His friend thought about it for a little while longer. It really was falling apart. It didn’t leak, but it was real sloppy in all its joints and seams, and probably would leak soon.

“How ‘bout if you give me that little Peacemaker for it?” he finally offered. He thought Gary would balk at the thought of trading for the pistol. His father had given it to him for Christmas a couple of years before, and it was a treasure to him.

“I’ll bring the puss-licking slut in tomorrow.” he said without hesitation. “It’s a sweet little piece. You won’t be sorry.”

So they traded the dilapidated canopy for the classic western revolver in the parking lot the next day, and for several weeks, Gary had a home on wheels. Then one day they were sitting out in the parking lot on their break and his friend noticed that the canopy was gone from the back of the truck. He knew Gary had no place to store it, so he asked, “Where’s the canopy, Gary?”

Gary looked sheepish and didn’t want to say. He shuffled around as his friend pressed him for an answer. Finally he gave in, but did not swear at first, and then only halfheartedly. “I forgot to bolt it to my truck.”

You didn’t bolt it down?”

“No, I didn’t bolt it down. I was just cruising down the road the other day and I went around this big-assed hairy curve and the bony-assed sorry bitch flipped off in the ditch. It was gone— splinters and shit—nothing worth trying to pick up, so I left it there by the fucking road.”

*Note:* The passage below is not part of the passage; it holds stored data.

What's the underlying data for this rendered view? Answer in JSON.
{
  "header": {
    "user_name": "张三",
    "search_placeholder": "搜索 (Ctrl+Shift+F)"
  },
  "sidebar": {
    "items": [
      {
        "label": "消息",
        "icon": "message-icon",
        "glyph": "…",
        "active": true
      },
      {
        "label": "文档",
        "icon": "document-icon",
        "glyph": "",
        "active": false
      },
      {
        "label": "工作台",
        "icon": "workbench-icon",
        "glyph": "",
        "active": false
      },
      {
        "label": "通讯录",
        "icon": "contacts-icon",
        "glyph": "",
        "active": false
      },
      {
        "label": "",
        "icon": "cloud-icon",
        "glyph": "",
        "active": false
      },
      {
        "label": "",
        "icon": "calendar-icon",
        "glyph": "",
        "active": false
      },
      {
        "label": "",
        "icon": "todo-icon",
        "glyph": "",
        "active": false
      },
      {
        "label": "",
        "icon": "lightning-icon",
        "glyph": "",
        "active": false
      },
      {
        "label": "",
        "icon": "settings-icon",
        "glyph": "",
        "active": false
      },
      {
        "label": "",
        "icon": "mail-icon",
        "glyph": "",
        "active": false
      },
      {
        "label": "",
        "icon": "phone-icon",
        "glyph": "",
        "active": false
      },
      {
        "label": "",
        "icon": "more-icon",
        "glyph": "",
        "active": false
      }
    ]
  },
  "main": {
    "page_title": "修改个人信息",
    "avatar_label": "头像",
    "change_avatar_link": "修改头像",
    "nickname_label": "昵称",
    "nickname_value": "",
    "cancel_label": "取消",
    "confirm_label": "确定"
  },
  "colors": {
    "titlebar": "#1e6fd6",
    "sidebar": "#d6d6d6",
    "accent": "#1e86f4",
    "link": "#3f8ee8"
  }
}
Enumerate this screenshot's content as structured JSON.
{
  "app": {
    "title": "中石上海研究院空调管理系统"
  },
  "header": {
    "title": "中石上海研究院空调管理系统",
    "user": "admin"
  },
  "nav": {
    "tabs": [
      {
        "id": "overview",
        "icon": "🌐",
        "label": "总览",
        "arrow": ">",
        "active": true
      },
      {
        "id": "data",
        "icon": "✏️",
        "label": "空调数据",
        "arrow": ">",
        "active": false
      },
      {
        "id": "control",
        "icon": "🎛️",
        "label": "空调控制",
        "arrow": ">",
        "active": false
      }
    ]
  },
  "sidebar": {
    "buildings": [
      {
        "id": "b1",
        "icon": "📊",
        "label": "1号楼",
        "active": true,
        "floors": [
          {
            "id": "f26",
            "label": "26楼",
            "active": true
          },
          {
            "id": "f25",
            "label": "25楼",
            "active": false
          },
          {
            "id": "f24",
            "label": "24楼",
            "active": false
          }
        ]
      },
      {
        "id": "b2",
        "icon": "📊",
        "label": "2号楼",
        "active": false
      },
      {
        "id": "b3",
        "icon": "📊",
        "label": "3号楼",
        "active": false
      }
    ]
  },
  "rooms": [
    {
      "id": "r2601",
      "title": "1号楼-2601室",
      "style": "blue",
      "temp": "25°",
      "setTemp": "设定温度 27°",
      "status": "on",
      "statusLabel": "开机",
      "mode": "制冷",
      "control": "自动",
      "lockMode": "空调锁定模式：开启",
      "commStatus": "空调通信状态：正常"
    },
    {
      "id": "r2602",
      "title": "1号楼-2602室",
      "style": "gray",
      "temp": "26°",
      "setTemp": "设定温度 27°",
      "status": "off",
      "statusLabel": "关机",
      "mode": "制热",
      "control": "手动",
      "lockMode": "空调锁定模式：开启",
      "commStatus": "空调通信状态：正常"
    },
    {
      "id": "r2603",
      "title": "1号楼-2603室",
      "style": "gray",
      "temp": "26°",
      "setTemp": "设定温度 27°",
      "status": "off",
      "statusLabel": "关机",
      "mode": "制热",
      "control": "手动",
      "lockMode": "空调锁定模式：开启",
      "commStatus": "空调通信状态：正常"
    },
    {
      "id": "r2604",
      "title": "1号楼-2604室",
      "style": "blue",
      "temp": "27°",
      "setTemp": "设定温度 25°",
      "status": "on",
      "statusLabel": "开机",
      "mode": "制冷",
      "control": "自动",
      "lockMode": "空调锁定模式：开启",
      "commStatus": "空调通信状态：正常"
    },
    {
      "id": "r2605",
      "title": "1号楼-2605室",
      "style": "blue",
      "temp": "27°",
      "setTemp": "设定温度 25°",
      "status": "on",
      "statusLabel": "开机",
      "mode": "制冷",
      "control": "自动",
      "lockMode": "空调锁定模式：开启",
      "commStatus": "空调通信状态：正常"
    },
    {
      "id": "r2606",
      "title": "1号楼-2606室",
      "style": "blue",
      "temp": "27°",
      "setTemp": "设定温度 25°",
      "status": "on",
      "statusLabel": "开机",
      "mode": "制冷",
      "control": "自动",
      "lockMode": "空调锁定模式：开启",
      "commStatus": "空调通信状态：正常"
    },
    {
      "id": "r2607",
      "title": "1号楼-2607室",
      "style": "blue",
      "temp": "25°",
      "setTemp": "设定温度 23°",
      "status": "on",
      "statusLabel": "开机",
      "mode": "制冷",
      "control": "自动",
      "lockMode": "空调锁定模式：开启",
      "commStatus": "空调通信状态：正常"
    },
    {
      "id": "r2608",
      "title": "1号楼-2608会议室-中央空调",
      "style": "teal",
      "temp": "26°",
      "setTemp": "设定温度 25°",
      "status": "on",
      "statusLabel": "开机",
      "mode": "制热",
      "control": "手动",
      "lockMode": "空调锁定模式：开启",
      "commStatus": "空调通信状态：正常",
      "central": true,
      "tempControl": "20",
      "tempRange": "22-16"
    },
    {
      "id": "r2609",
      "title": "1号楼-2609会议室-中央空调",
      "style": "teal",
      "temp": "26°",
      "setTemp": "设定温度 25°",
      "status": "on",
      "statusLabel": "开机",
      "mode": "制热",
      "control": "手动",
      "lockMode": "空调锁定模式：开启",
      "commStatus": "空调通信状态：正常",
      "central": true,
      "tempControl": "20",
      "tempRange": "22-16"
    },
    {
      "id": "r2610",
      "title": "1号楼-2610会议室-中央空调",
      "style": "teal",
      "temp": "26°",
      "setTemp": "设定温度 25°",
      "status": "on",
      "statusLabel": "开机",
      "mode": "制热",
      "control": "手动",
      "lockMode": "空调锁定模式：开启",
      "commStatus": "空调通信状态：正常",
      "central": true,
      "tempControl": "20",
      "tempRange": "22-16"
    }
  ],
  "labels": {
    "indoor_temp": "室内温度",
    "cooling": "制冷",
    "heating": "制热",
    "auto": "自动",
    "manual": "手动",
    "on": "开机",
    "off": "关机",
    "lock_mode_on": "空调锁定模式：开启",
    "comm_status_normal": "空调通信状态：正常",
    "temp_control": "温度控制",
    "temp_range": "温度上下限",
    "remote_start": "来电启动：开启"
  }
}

His friend looked at him incredulously, starting to feel angry and sorry for Gary for being such a half-wit. “What were you thinking!”

Gary had nothing else to say. He was broken and hurt by his own foolishness. He was a little frightened with how out of control and on the edge his existence had become as his marriage had come unraveled, but he could not talk about it. He didn’t understand the hard feelings of heartbreak, and scarcely allowed himself to feel them. He would never ever talk about it. Like so many men, he had no tools with which to understand or take advantage of his struggle in order to propel his personal growth.

They finished the break, and Gary went on living in the cab of his truck for several months longer until his frazzled, broken, lonely heart began to settle and some semblance of sanity and stability started to show up in his ragged cowboy jeans. Eventually, he was a little less crazy and a little more focused, and a little less dangerous to himself. But he was always a bright-eyed charmer who hid behind his wild, putrid gift for making even the woolliest bad- ass boys feel like they needed to go take a shower after talking to him. Gary was one of a kind—yet kindred in spirit to so many hurting, debilitated men in the throes of divorce.

Twenty-two years later, and twenty years after he lost track of Gary, he found himself in a similar struggle for his own sanity, safety, and peace of mind. For the first time, as he thought about the wild, charming Texas boy, he understood the lostness and pain and vulnerability that Gary had floundered in. He had always known that Gary’s wild, reckless, craziness was related to his personal problems, but it was all understanding without empathy until now. But things had changed. He was keeping his exterior life intact much better than Gary had for the most part, but the turbulence and restless distraction within him seemed just like what Gary had been through so many years ago. A certain degree of craziness seemed to go with the territory of divorce and there was just a little comfort in this. He would give it time, and maybe go just a little easier on himself.